3. Know/Research your potential investors.
Jeff gave us some great insight into what he looks for in potential investors at Rifton Capital, a small Private Equity firm based in Ashland. His criteria are pretty specific; he looks at companies with over $1M in revenue, typically in product-based industries, since he gained much of his expertise as a co-founder of MASSIF. Perhaps the most striking thing that came from Jeff was his laser focus on the gross margin in potential deals. In his view, having a high margin (in the region of 70%) is critical to the company’s ability to be profitable and grow.
Jeff’s views are very specific to just one investor. It goes without saying that every investor or firm will have their own requirements. As investing becomes more competitive, investors also need to work hard to differentiate themselves and appeal to specific niches (sector, revenue, gender, ethnicity, technology etc). The bottom line is to do your homework and find this stuff out! It will save you time and effort in the long run and ultimately make sure that your investment search is laser-focused on those investors that have the closest match to your business.
4. Get your personal finances in order.
This one applies whether you are looking at debt or equity financing, although its may be more relevant when applying for debt financing. Bill & Stephanie both explained the application process for bank-style financing, whether an SBA loan or one from Craft 3. While both of these type of loans (and indeed our own SOREDI loan program) can be a little more risk tolerant than a typical bank loan, they will all require a very similar application process, which will include a consideration in regard to collateral for securing the loan.
This is also where you can’t escape the value of having a good credit score (650-670+). Along with solid personal finances, a strong business plan demonstrates your ability to repay the loan. This is maybe one of the hardest parts about starting a business, which inevitably places a lot of strain on personal finances. Many entrepreneurs max out credit cards and other lines of credit to get their business off the ground.
Being upfront, honest and transparent with your lender is really important. It’s far better to build a great relationship with your lender in this way, rather than burying your head in the sand! Get to know your banker before making an application, in the same way you would a mortgage lender for a house purchase. That way they can explain to you what sort of things you need to work on in order to give your application the best chance of success.
5. Be persistent. Hustle!
Raising funds is an incredibly competitive exercise and those who are successful show large amounts of determination, ability to keep going despite setbacks and persistence/belief in their vision to see it through until the end.
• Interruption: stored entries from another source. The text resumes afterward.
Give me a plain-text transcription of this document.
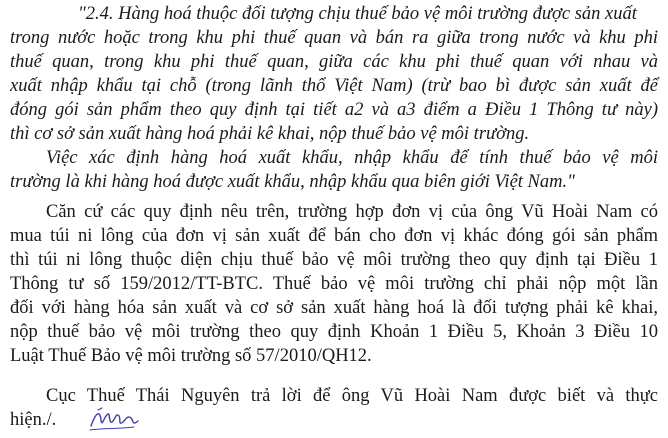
"2.4. Hàng hoá thuộc đối tượng chịu thuế bảo vệ môi trường được sản xuất
trong nước hoặc trong khu phi thuế quan và bán ra giữa trong nước và khu phi
thuế quan, trong khu phi thuế quan, giữa các khu phi thuế quan với nhau và
xuất nhập khẩu tại chỗ (trong lãnh thổ Việt Nam) (trừ bao bì được sản xuất để
đóng gói sản phẩm theo quy định tại tiết a2 và a3 điểm a Điều 1 Thông tư này)
thì cơ sở sản xuất hàng hoá phải kê khai, nộp thuế bảo vệ môi trường.
Việc xác định hàng hoá xuất khẩu, nhập khẩu để tính thuế bảo vệ môi
trường là khi hàng hoá được xuất khẩu, nhập khẩu qua biên giới Việt Nam."
Căn cứ các quy định nêu trên, trường hợp đơn vị của ông Vũ Hoài Nam có
mua túi ni lông của đơn vị sản xuất để bán cho đơn vị khác đóng gói sản phẩm
thì túi ni lông thuộc diện chịu thuế bảo vệ môi trường theo quy định tại Điều 1
Thông tư số 159/2012/TT-BTC. Thuế bảo vệ môi trường chỉ phải nộp một lần
đối với hàng hóa sản xuất và cơ sở sản xuất hàng hoá là đối tượng phải kê khai,
nộp thuế bảo vệ môi trường theo quy định Khoản 1 Điều 5, Khoản 3 Điều 10
Luật Thuế Bảo vệ môi trường số 57/2010/QH12.
Cục Thuế Thái Nguyên trả lời để ông Vũ Hoài Nam được biết và thực
hiện./.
It’s true that doing your homework, being prepared, having a solid plan & pitch and knowing your investor can all get you a long way, but for many investors it still comes down to personality and your ability to deliver a convincing pitch time after time. Many successful entrepreneurs pitch hundreds of times before securing the funds they need to go on to achieve great things.
6. Ask for advice.
There’s a ton of resources out there to help entrepreneurs and business owners with all aspects of starting and running a business including: SBDC – for help putting together your business plan & financials. First Interstate Bank – for SBA loans or other forms of commercial lending. Craft 3 – for community based lending programs. SOREDI – Business Development Loan Fund. Your local Venture Catalyst – for advice & mentoring on getting equity investment from local or state-wide resources.